Problems with overdue debt to the public sector might keep the Greek government from promoting securitized future revenues as part of its soon-to-be launched privatization and state property management program.
According to a report in Athens News, the Greek government is entering the final stage of launching its privatization and state property management program. An inter-ministerial privatizations commission meeting on Wednesday will appoint the first consultants after examining the program's framework.
The report said that Finance Minister Yiorgos Papakonstantinou stated that a draft plan will be ready in the next few weeks, which will be discussed with the troika and approved by the cabinet, while the ministry will also present it to Parliament.
The ministry expects to have completed the appointment of privatization consultants by the end of June. Greek structured finance deals continue to feel the stress of the country's sovereign debt crisis.
Last week Moody's Investors Service downgraded the Greek sovereign rating to 'B1' from 'Ba1' and said it did not expect Greek structured finance ratings to retain or achieve ratings of 'A3' or higher.

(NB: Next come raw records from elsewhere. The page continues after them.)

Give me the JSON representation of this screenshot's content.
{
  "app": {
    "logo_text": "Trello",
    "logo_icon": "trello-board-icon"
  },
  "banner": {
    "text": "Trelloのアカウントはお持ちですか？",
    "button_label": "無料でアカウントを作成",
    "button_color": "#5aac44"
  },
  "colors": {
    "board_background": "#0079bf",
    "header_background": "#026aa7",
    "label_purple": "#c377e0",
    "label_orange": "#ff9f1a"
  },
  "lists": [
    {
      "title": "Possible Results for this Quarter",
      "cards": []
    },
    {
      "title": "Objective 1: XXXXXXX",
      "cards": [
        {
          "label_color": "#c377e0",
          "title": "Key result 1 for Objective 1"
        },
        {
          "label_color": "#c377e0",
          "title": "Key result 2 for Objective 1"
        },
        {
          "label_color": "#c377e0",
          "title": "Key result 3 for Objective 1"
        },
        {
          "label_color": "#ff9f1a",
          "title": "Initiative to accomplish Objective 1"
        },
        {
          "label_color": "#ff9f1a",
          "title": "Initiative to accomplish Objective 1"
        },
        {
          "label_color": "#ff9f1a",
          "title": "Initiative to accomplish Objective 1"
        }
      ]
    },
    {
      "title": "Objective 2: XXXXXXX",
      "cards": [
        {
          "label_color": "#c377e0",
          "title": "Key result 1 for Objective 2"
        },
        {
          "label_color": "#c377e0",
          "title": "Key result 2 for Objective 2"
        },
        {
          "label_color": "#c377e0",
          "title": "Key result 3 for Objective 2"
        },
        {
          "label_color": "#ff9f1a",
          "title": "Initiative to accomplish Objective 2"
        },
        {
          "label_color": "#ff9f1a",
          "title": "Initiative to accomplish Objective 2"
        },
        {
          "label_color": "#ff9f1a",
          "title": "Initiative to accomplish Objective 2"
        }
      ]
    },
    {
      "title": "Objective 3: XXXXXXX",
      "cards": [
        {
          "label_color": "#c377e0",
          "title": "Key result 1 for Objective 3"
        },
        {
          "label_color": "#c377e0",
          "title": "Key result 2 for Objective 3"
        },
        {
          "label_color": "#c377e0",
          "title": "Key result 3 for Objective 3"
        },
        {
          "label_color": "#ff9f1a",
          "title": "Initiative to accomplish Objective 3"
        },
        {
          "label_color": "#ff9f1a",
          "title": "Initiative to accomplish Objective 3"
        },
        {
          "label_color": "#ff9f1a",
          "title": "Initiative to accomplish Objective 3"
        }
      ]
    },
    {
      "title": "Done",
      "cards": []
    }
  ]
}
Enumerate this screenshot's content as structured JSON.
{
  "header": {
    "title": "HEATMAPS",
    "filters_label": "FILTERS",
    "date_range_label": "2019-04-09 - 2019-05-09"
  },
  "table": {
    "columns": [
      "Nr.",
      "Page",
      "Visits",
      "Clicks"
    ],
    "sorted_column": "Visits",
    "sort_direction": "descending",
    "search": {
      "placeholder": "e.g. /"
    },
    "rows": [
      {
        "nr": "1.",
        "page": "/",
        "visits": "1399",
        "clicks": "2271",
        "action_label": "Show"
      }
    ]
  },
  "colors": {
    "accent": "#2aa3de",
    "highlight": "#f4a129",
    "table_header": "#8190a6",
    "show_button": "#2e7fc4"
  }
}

According to the rating agency, despite the available structural protections that are in place in Greek transactions, the risk of high severity events, such as a severe macroeconomic decline and a deterioration in sovereign or local bank's creditworthiness, would have significant effects on the deals.
"There are an increasing amount of non-performance related downgrades of transactions, due to the continuing economic and sovereign stress," Barclays Capital analysts explained. "This will affect investors in multiple ways, as downgrades could force investors restricted by rating mandates to sell down these bonds, and also cause these bonds to no longer be eligible as repo collateral with the central banks, to simply the additional cost of holding these investments in respect of the capital cost."